I woke up screaming. In the haze of partial recovery from anesthesia, I remember the nurse coming over and telling me I was scaring other patients. I think they went out to get my mom to calm me, but I was still pretty out of it. At some point I became a sentient being again and felt all of the pain that came with consciousness.
It took me a few weeks to recover in the hospital, and I almost died again when they took me off of steroids abruptly, causing a kidney failure that resulted in a drop in blood pressure while I was in the shower. I managed to pull the cord before I fell to the floor, and suddenly half the nursing staff was picking my naked body up and taking my blood pressure, which was something like 40/14. I remember telling them I didn’t know blood pressure could get that low. “It can’t,” said one of the nurses. I tell you, after having twenty or so men and women looking at your naked body in the course of a week from surgery and a naked shower collapse, you really don’t have much modesty left to care about.
But still, my belly. At the end of all of this trauma, I had the giant vertical gash down the middle of my belly. It was not pretty. It was not designed to be pretty. It was designed to save my life. And what of the “wink” of my Winking Anchor? That was my stoma.
What is a stoma, you ask? It is an ingenious way to bypass the normal intestinal process for voiding excrement. Basically, you pull a loop of intestine outside of the body and put a bag over it to collect what would normally go through the colon and exit the anus. It’s a poop bag.
Unfortunately, my poop bag would not stay on. It barely made it to the six weeks required for my intestines to heal because my skin develops a severe rash when it has extended contact with adhesive. Even adhesive specifically designed to work with human skin. My rash was so inflamed and the stoma site so sensitive by the time that they reversed the stoma that I had to hold the poop bag on with medical tape that stuck to fresh skin a good four inches from the original bag site.
My little wink is a reminder of the bag, the rash, and it caused another dimple in my now very lumpy belly.
In January of 2011, I went to get my first fitting for my wedding dress. I put the dress on and sobbed. From all of the trauma of surgery and from being unable to eat normally for so long, I had actually lost weight in the last nine months. But it didn’t matter. All I saw was the lumps under what had been perfectly flat lace when I bought the dress.
The seamstress was flummoxed. She fluttered around me making measurements and assuring me that she could take the dress out so that you couldn’t see the lumps.
But the whole point of the dress was that I had felt comfortable in my body. The surgery had taken that away from me. It wasn’t just the marks themselves and my vanity, it was also the trauma of almost dying because of the malfunctions of my own body.
I did finally get somewhat used to my new belly, Winking Anchor and all, and I lived with it grudgingly for a good eight years.
But then the Crohn’s disease reared its ugly head again. Another stay in the hospital. Another dose of steroids, but this time no surgery and a longer set of steroids. By this time, the toll of multiple chronic illnesses was already breaking down my mental processes, so I messed up my steroid dose at home and had to start the whole course over again. I was older now and my body couldn’t recover from the weight gain.

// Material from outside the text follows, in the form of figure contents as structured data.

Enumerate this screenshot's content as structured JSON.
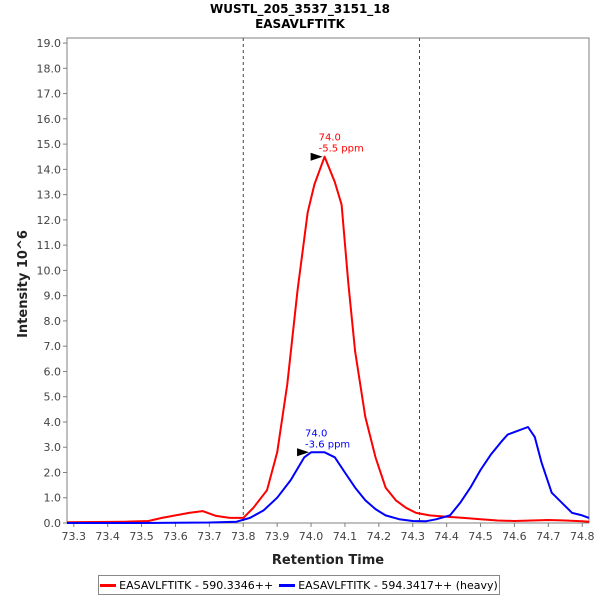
{
  "chart_data": {
    "type": "line",
    "title": "WUSTL_205_3537_3151_18",
    "subtitle": "EASAVLFTITK",
    "xlabel": "Retention Time",
    "ylabel": "Intensity 10^6",
    "xlim": [
      73.28,
      74.82
    ],
    "ylim": [
      0,
      19.2
    ],
    "x_ticks": [
      "73.3",
      "73.4",
      "73.5",
      "73.6",
      "73.7",
      "73.8",
      "73.9",
      "74.0",
      "74.1",
      "74.2",
      "74.3",
      "74.4",
      "74.5",
      "74.6",
      "74.7",
      "74.8"
    ],
    "y_ticks": [
      "0.0",
      "1.0",
      "2.0",
      "3.0",
      "4.0",
      "5.0",
      "6.0",
      "7.0",
      "8.0",
      "9.0",
      "10.0",
      "11.0",
      "12.0",
      "13.0",
      "14.0",
      "15.0",
      "16.0",
      "17.0",
      "18.0",
      "19.0"
    ],
    "grid": false,
    "integration_bounds": [
      73.8,
      74.32
    ],
    "legend_position": "bottom",
    "series": [
      {
        "name": "EASAVLFTITK - 590.3346++",
        "color": "#ff0000",
        "x": [
          73.28,
          73.45,
          73.52,
          73.56,
          73.6,
          73.64,
          73.68,
          73.72,
          73.76,
          73.8,
          73.83,
          73.87,
          73.9,
          73.93,
          73.96,
          73.99,
          74.01,
          74.04,
          74.07,
          74.09,
          74.11,
          74.13,
          74.16,
          74.19,
          74.22,
          74.25,
          74.28,
          74.31,
          74.35,
          74.4,
          74.45,
          74.5,
          74.55,
          74.6,
          74.65,
          74.7,
          74.75,
          74.8,
          74.82
        ],
        "y": [
          0.03,
          0.05,
          0.08,
          0.2,
          0.3,
          0.4,
          0.47,
          0.28,
          0.2,
          0.2,
          0.6,
          1.3,
          2.8,
          5.5,
          9.2,
          12.3,
          13.4,
          14.5,
          13.5,
          12.6,
          9.5,
          6.8,
          4.2,
          2.6,
          1.4,
          0.9,
          0.6,
          0.4,
          0.3,
          0.25,
          0.2,
          0.15,
          0.1,
          0.08,
          0.1,
          0.12,
          0.1,
          0.07,
          0.05
        ]
      },
      {
        "name": "EASAVLFTITK - 594.3417++ (heavy)",
        "color": "#0000ff",
        "x": [
          73.28,
          73.5,
          73.7,
          73.78,
          73.82,
          73.86,
          73.9,
          73.94,
          73.98,
          74.0,
          74.04,
          74.07,
          74.1,
          74.13,
          74.16,
          74.19,
          74.22,
          74.26,
          74.3,
          74.34,
          74.37,
          74.41,
          74.44,
          74.47,
          74.5,
          74.53,
          74.56,
          74.58,
          74.6,
          74.64,
          74.66,
          74.68,
          74.71,
          74.74,
          74.77,
          74.8,
          74.82
        ],
        "y": [
          0.0,
          0.0,
          0.02,
          0.05,
          0.2,
          0.5,
          1.0,
          1.7,
          2.6,
          2.8,
          2.8,
          2.6,
          2.0,
          1.4,
          0.9,
          0.55,
          0.3,
          0.15,
          0.08,
          0.07,
          0.15,
          0.3,
          0.8,
          1.4,
          2.1,
          2.7,
          3.2,
          3.5,
          3.6,
          3.8,
          3.4,
          2.4,
          1.2,
          0.8,
          0.4,
          0.3,
          0.2
        ]
      }
    ],
    "annotations": [
      {
        "series": 0,
        "x": 74.04,
        "y": 14.5,
        "lines": [
          "74.0",
          "-5.5 ppm"
        ]
      },
      {
        "series": 1,
        "x": 74.0,
        "y": 2.8,
        "lines": [
          "74.0",
          "-3.6 ppm"
        ]
      }
    ]
  }
}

And my other systems were beginning to fail, so exercise was too difficult to continue. I gained forty pounds and didn’t recognize my face in the mirror.
Which brings me to today. I’m still trying to kick that forty pounds. But at least I can exercise now, and I’m starting to feel better day by day. The problem is, when I look at my belly in the mirror, I still see all of my body issues. My image issues as well as my medical issues. My belly is the root cause of all my trouble.
It’s hard to love trouble, but I’m trying. I’m trying to love my body again.